The list of culinary uses for liquid smoke is lengthy. It is essentially a seasoning used to add a smoky flavor to anything. It can be used in a homemade marinade or barbecue sauce recipe for meats. It can be added to soups, stews, chilis and even dips. For those who like to cure their own meats, it is one of the components of a curing solution as is typically used in bacon. I have added liquid smoke to baked beans as well as a potato salad dressing. My easy recipe for this potato salad follows. For another excuse to play with this smoke sensation, see my recipe for Smokey Chipotle Mashed Potatoes: http://cattroianoathomeinthekitchen.blogspot.com/2011/11/savor-spuds.html
Smokey Potato Salad with Blue Cheese and Pecans
2 pounds baby Yukon gold potatoes, quartered
1 ½ cups mayonnaise
1 tablespoon white vinegar
1 teaspoon salt
½ teaspoon smoked paprika
½ teaspoon liquid smoke
¼ teaspoon black pepper
½ cup chopped red onion
½ cup chopped celery
1 cup pecans
1 cup crumbled blue cheese
Bring a large pot of salted water to a boil over high heat. Add the potatoes and reduce the heat to medium high, allowing to boil until the potatoes are tender, about fifteen to twenty minutes. Drain the potatoes and allow to cool to room temperature. Meanwhile, in a large serving bowl, whisk together the next six ingredients to make the dressing. Add the potatoes, red onion and celery and toss well to combine and coat. Stir in the pecans and the blue cheese until combined. Serves 3-4.
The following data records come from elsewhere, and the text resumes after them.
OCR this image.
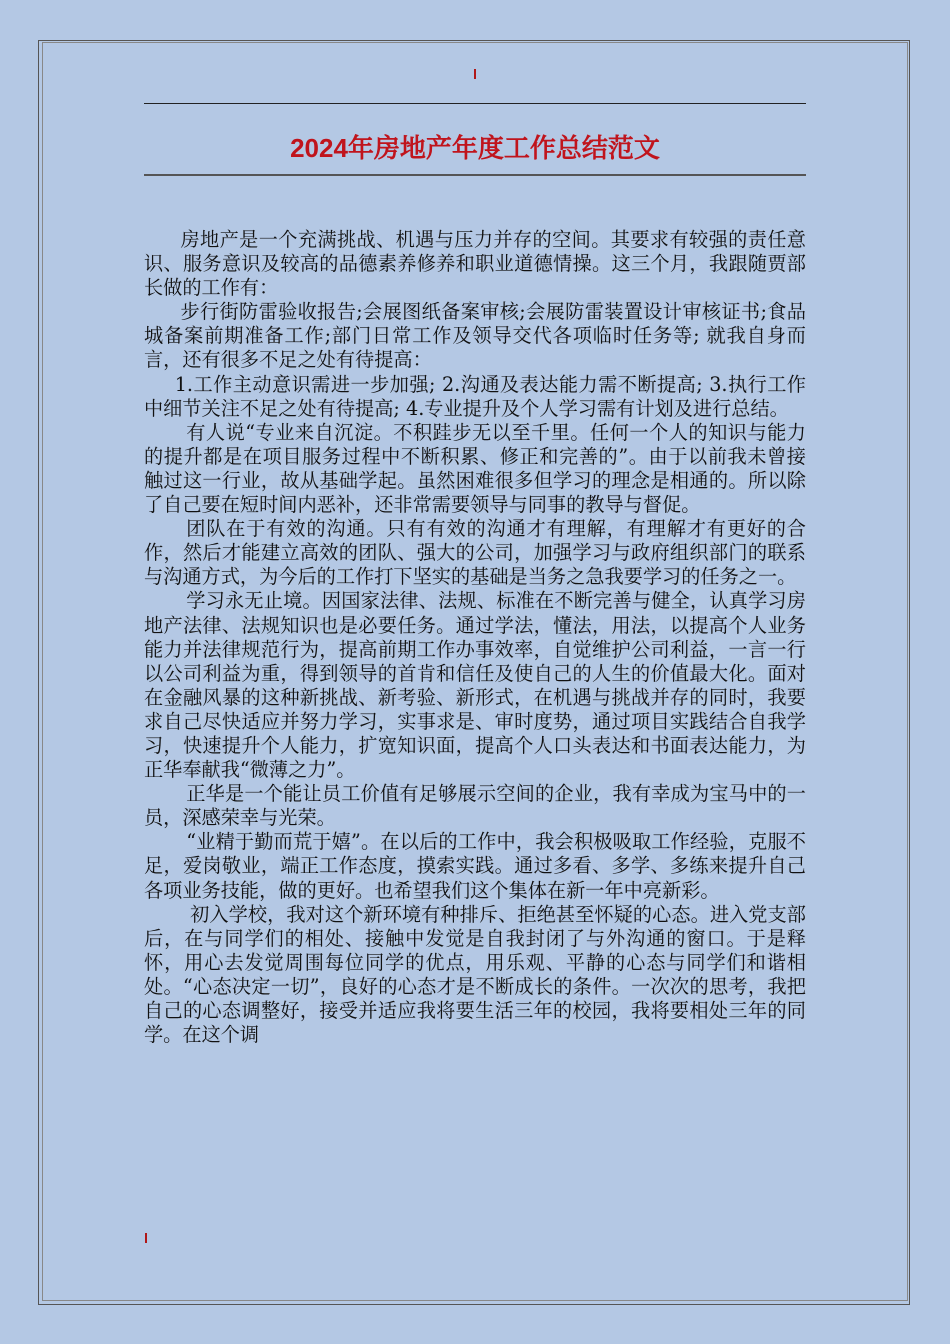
2024年房地产年度工作总结范文

房地产是一个充满挑战、机遇与压力并存的空间。其要求有较强的责任意识、服务意识及较高的品德素养修养和职业道德情操。这三个月，我跟随贾部长做的工作有：

步行街防雷验收报告;会展图纸备案审核;会展防雷装置设计审核证书;食品城备案前期准备工作;部门日常工作及领导交代各项临时任务等; 就我自身而言，还有很多不足之处有待提高：

1.工作主动意识需进一步加强; 2.沟通及表达能力需不断提高; 3.执行工作中细节关注不足之处有待提高; 4.专业提升及个人学习需有计划及进行总结。

有人说“专业来自沉淀。不积跬步无以至千里。任何一个人的知识与能力的提升都是在项目服务过程中不断积累、修正和完善的”。由于以前我未曾接触过这一行业，故从基础学起。虽然困难很多但学习的理念是相通的。所以除了自己要在短时间内恶补，还非常需要领导与同事的教导与督促。

团队在于有效的沟通。只有有效的沟通才有理解，有理解才有更好的合作，然后才能建立高效的团队、强大的公司，加强学习与政府组织部门的联系与沟通方式，为今后的工作打下坚实的基础是当务之急我要学习的任务之一。

学习永无止境。因国家法律、法规、标准在不断完善与健全，认真学习房地产法律、法规知识也是必要任务。通过学法，懂法，用法，以提高个人业务能力并法律规范行为，提高前期工作办事效率，自觉维护公司利益，一言一行以公司利益为重，得到领导的首肯和信任及使自己的人生的价值最大化。面对在金融风暴的这种新挑战、新考验、新形式，在机遇与挑战并存的同时，我要求自己尽快适应并努力学习，实事求是、审时度势，通过项目实践结合自我学习，快速提升个人能力，扩宽知识面，提高个人口头表达和书面表达能力，为正华奉献我“微薄之力”。

正华是一个能让员工价值有足够展示空间的企业，我有幸成为宝马中的一员，深感荣幸与光荣。

“业精于勤而荒于嬉”。在以后的工作中，我会积极吸取工作经验，克服不足，爱岗敬业，端正工作态度，摸索实践。通过多看、多学、多练来提升自己各项业务技能，做的更好。也希望我们这个集体在新一年中亮新彩。

初入学校，我对这个新环境有种排斥、拒绝甚至怀疑的心态。进入党支部后，在与同学们的相处、接触中发觉是自我封闭了与外沟通的窗口。于是释怀，用心去发觉周围每位同学的优点，用乐观、平静的心态与同学们和谐相处。“心态决定一切”，良好的心态才是不断成长的条件。一次次的思考，我把自己的心态调整好，接受并适应我将要生活三年的校园，我将要相处三年的同学。在这个调
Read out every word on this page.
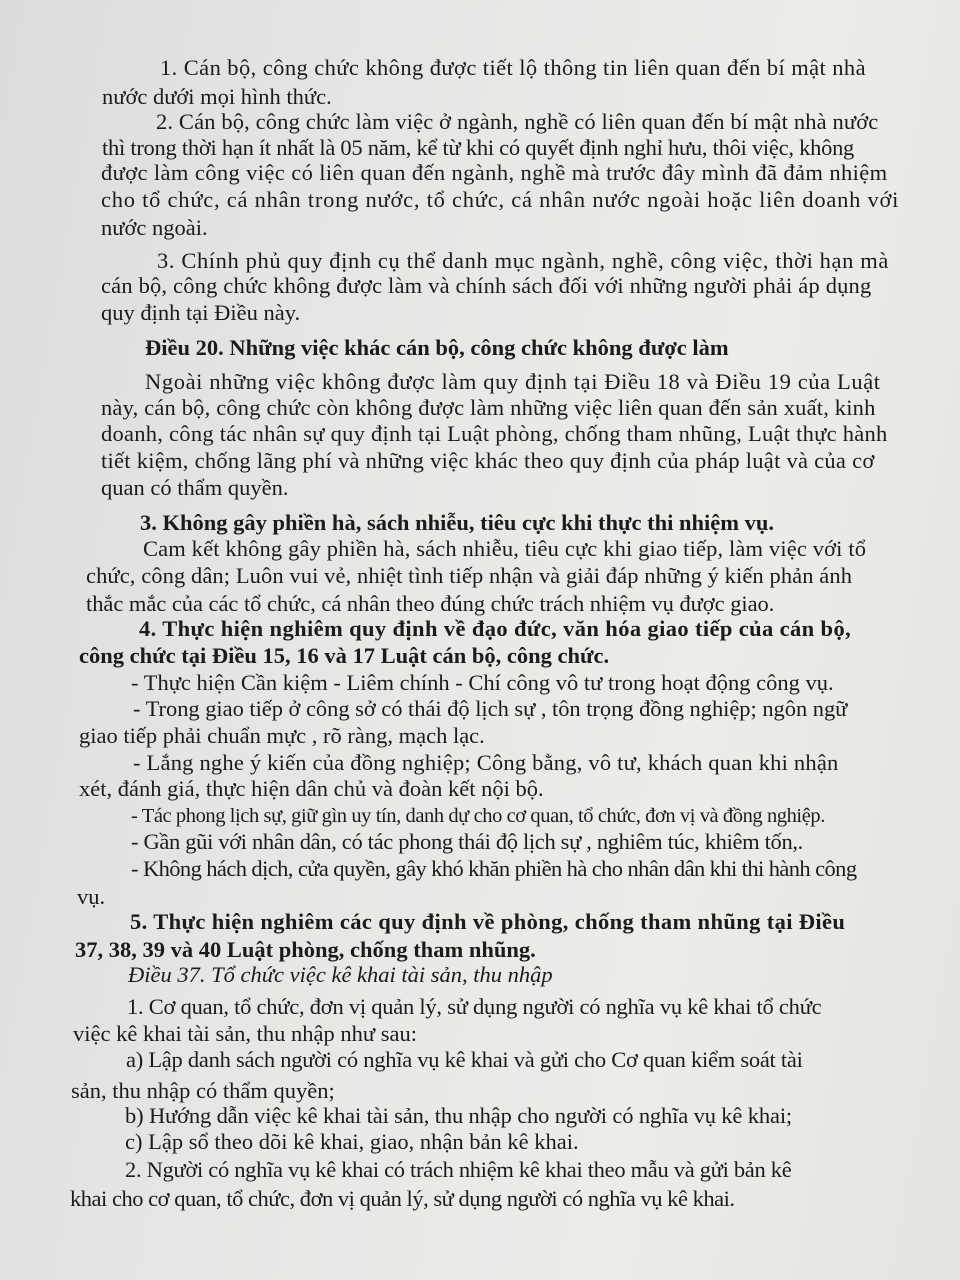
1. Cán bộ, công chức không được tiết lộ thông tin liên quan đến bí mật nhà
nước dưới mọi hình thức.
2. Cán bộ, công chức làm việc ở ngành, nghề có liên quan đến bí mật nhà nước
thì trong thời hạn ít nhất là 05 năm, kể từ khi có quyết định nghỉ hưu, thôi việc, không
được làm công việc có liên quan đến ngành, nghề mà trước đây mình đã đảm nhiệm
cho tổ chức, cá nhân trong nước, tổ chức, cá nhân nước ngoài hoặc liên doanh với
nước ngoài.
3. Chính phủ quy định cụ thể danh mục ngành, nghề, công việc, thời hạn mà
cán bộ, công chức không được làm và chính sách đối với những người phải áp dụng
quy định tại Điều này.
Điều 20. Những việc khác cán bộ, công chức không được làm
Ngoài những việc không được làm quy định tại Điều 18 và Điều 19 của Luật
này, cán bộ, công chức còn không được làm những việc liên quan đến sản xuất, kinh
doanh, công tác nhân sự quy định tại Luật phòng, chống tham nhũng, Luật thực hành
tiết kiệm, chống lãng phí và những việc khác theo quy định của pháp luật và của cơ
quan có thẩm quyền.
3. Không gây phiền hà, sách nhiễu, tiêu cực khi thực thi nhiệm vụ.
Cam kết không gây phiền hà, sách nhiễu, tiêu cực khi giao tiếp, làm việc với tổ
chức, công dân; Luôn vui vẻ, nhiệt tình tiếp nhận và giải đáp những ý kiến phản ánh
thắc mắc của các tổ chức, cá nhân theo đúng chức trách nhiệm vụ được giao.
4. Thực hiện nghiêm quy định về đạo đức, văn hóa giao tiếp của cán bộ,
công chức tại Điều 15, 16 và 17 Luật cán bộ, công chức.
- Thực hiện Cần kiệm - Liêm chính - Chí công vô tư trong hoạt động công vụ.
- Trong giao tiếp ở công sở có thái độ lịch sự , tôn trọng đồng nghiệp; ngôn ngữ
giao tiếp phải chuẩn mực , rõ ràng, mạch lạc.
- Lắng nghe ý kiến của đồng nghiệp; Công bằng, vô tư, khách quan khi nhận
xét, đánh giá, thực hiện dân chủ và đoàn kết nội bộ.
- Tác phong lịch sự, giữ gìn uy tín, danh dự cho cơ quan, tổ chức, đơn vị và đồng nghiệp.
- Gần gũi với nhân dân, có tác phong thái độ lịch sự , nghiêm túc, khiêm tốn,.
- Không hách dịch, cửa quyền, gây khó khăn phiền hà cho nhân dân khi thi hành công
vụ.
5. Thực hiện nghiêm các quy định về phòng, chống tham nhũng tại Điều
37, 38, 39 và 40 Luật phòng, chống tham nhũng.
Điều 37. Tổ chức việc kê khai tài sản, thu nhập
1. Cơ quan, tổ chức, đơn vị quản lý, sử dụng người có nghĩa vụ kê khai tổ chức
việc kê khai tài sản, thu nhập như sau:
a) Lập danh sách người có nghĩa vụ kê khai và gửi cho Cơ quan kiểm soát tài
sản, thu nhập có thẩm quyền;
b) Hướng dẫn việc kê khai tài sản, thu nhập cho người có nghĩa vụ kê khai;
c) Lập sổ theo dõi kê khai, giao, nhận bản kê khai.
2. Người có nghĩa vụ kê khai có trách nhiệm kê khai theo mẫu và gửi bản kê
khai cho cơ quan, tổ chức, đơn vị quản lý, sử dụng người có nghĩa vụ kê khai.
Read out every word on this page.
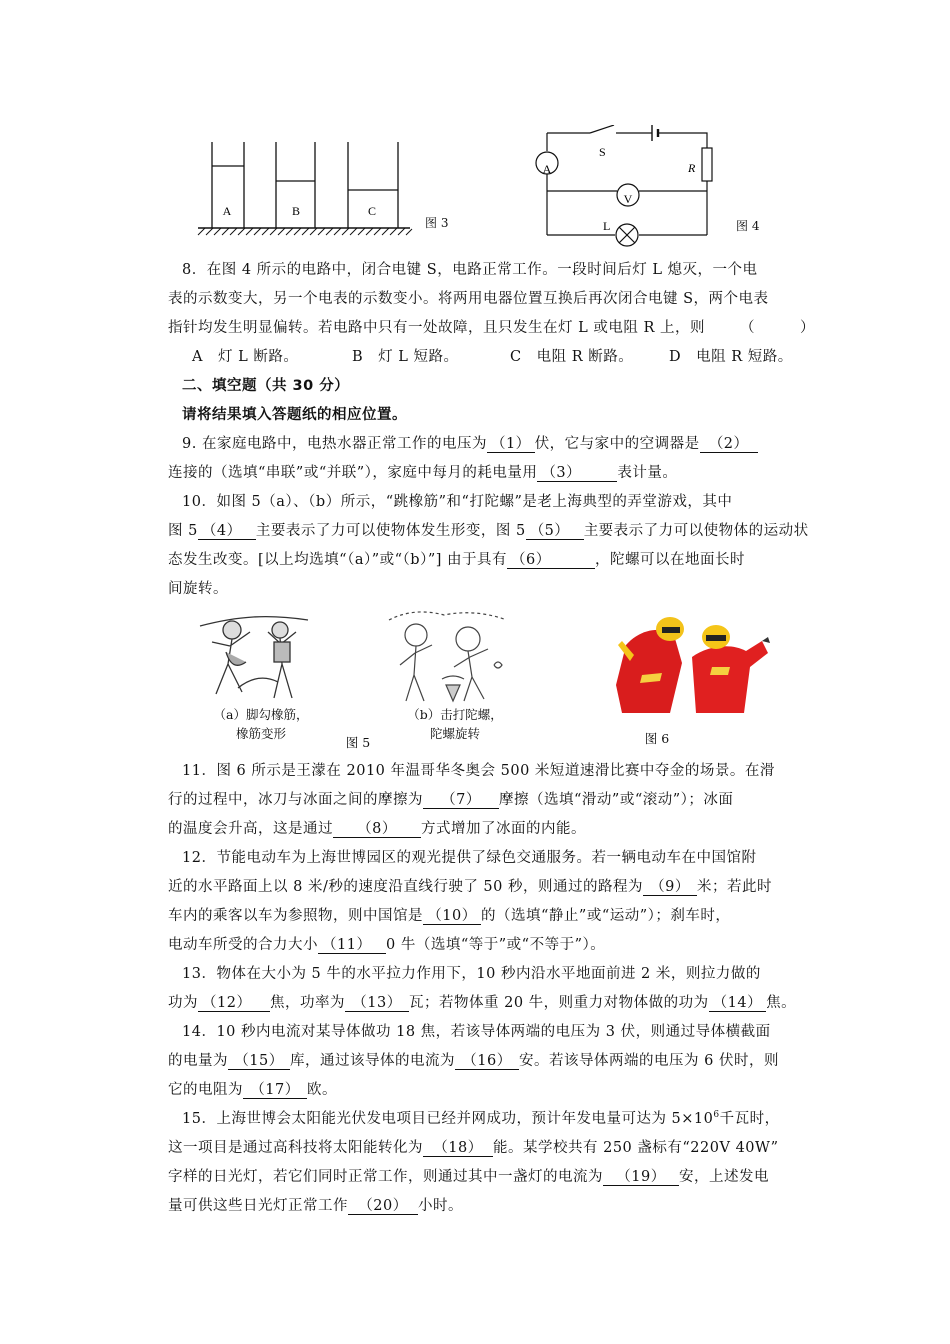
A	B	C
图 3
S
R
A
V
L	图 4
8．在图 4 所示的电路中，闭合电键 S，电路正常工作。一段时间后灯 L 熄灭，一个电
表的示数变大，另一个电表的示数变小。将两用电器位置互换后再次闭合电键 S，两个电表
指针均发生明显偏转。若电路中只有一处故障，且只发生在灯 L 或电阻 R 上，则 （　　　）
A　灯 L 断路。	B　灯 L 短路。	C　电阻 R 断路。 D　电阻 R 短路。
二、填空题（共 30 分）
请将结果填入答题纸的相应位置。
9. 在家庭电路中，电热水器正常工作的电压为 （1） 伏，它与家中的空调器是 （2）
连接的（选填“串联”或“并联”），家庭中每月的耗电量用 （3）	表计量。
10．如图 5（a）、（b）所示，“跳橡筋”和“打陀螺”是老上海典型的弄堂游戏，其中
图 5 （4） 主要表示了力可以使物体发生形变，图 5 （5） 主要表示了力可以使物体的运动状
态发生改变。[以上均选填“（a）”或“（b）”] 由于具有 （6）	，陀螺可以在地面长时
间旋转。
（a）脚勾橡筋，
橡筋变形
图 5
（b）击打陀螺，
陀螺旋转	图 6
11．图 6 所示是王濛在 2010 年温哥华冬奥会 500 米短道速滑比赛中夺金的场景。在滑
行的过程中，冰刀与冰面之间的摩擦为 （7） 摩擦（选填“滑动”或“滚动”）；冰面
的温度会升高，这是通过 （8） 方式增加了冰面的内能。
12．节能电动车为上海世博园区的观光提供了绿色交通服务。若一辆电动车在中国馆附
近的水平路面上以 8 米/秒的速度沿直线行驶了 50 秒，则通过的路程为 （9） 米；若此时
车内的乘客以车为参照物，则中国馆是 （10） 的（选填“静止”或“运动”）；刹车时，
电动车所受的合力大小 （11） 0 牛（选填“等于”或“不等于”）。
13．物体在大小为 5 牛的水平拉力作用下，10 秒内沿水平地面前进 2 米，则拉力做的
功为 （12） 焦，功率为 （13） 瓦；若物体重 20 牛，则重力对物体做的功为 （14） 焦。
14．10 秒内电流对某导体做功 18 焦，若该导体两端的电压为 3 伏，则通过导体横截面
的电量为 （15） 库，通过该导体的电流为 （16） 安。若该导体两端的电压为 6 伏时，则
它的电阻为 （17） 欧。
15．上海世博会太阳能光伏发电项目已经并网成功，预计年发电量可达为 $5\times 10^6$千瓦时，
这一项目是通过高科技将太阳能转化为 （18） 能。某学校共有 250 盏标有“220V 40W”
字样的日光灯，若它们同时正常工作，则通过其中一盏灯的电流为 （19） 安，上述发电
量可供这些日光灯正常工作 （20） 小时。
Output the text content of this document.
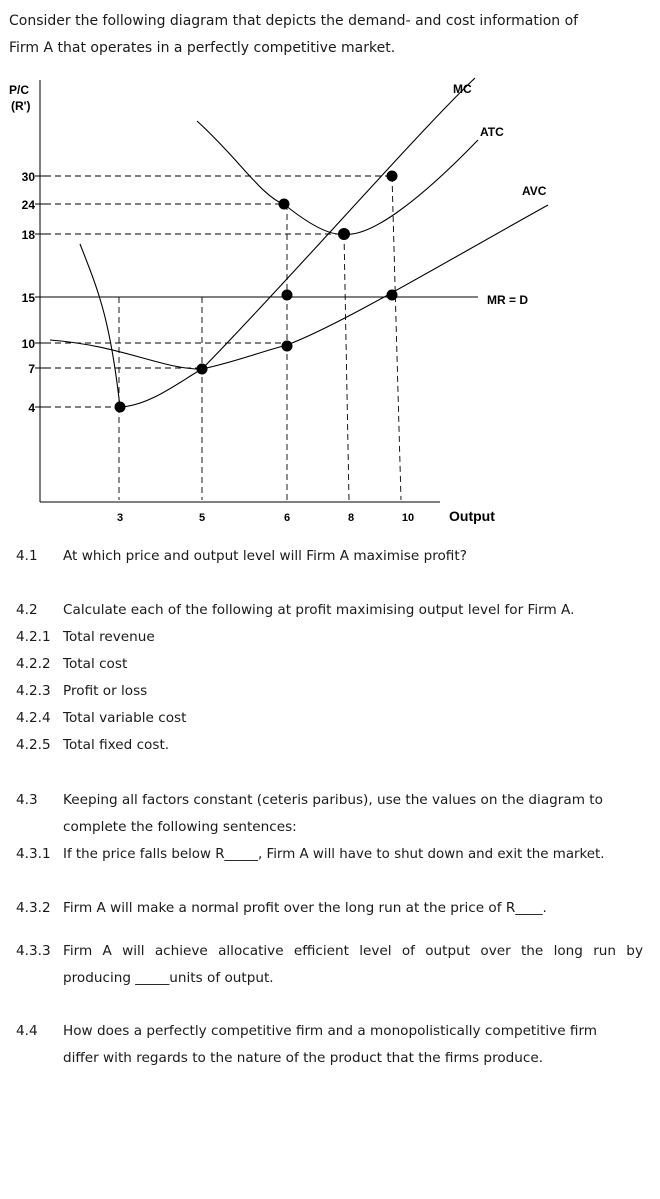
Consider the following diagram that depicts the demand- and cost information of
Firm A that operates in a perfectly competitive market.
P/C
(R')
Output
30
24
18
15
10
7
4
3	5	6	8	10
MC
ATC
AVC
MR = D
4.1 At which price and output level will Firm A maximise profit?
4.2 Calculate each of the following at profit maximising output level for Firm A.
4.2.1 Total revenue
4.2.2 Total cost
4.2.3 Profit or loss
4.2.4 Total variable cost
4.2.5 Total fixed cost.
4.3 Keeping all factors constant (ceteris paribus), use the values on the diagram to
complete the following sentences:
4.3.1 If the price falls below R_____, Firm A will have to shut down and exit the market.
4.3.2 Firm A will make a normal profit over the long run at the price of R____.
4.3.3 Firm A will achieve allocative efficient level of output over the long run by
producing _____units of output.
4.4 How does a perfectly competitive firm and a monopolistically competitive firm
differ with regards to the nature of the product that the firms produce.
Mr. Wright was definitely onto something. This entrepreneur with a lust for chemistry experimentation has since inspired a whole population of epicurean chemists, if you will, as we experiment with various ingredient combinations, always striving for the next level of flavor experiences. A word of caution: it is easy to become obsessed with use of this ingredient, particularly when creating your own recipes and you just want to add that last kick of smoked flavor. You will begin to covet that little bottle as your own secret weapon in culinary cook-offs. Once you start this method of smoking, it truly is a challenge to quit! Then again, why would you want to?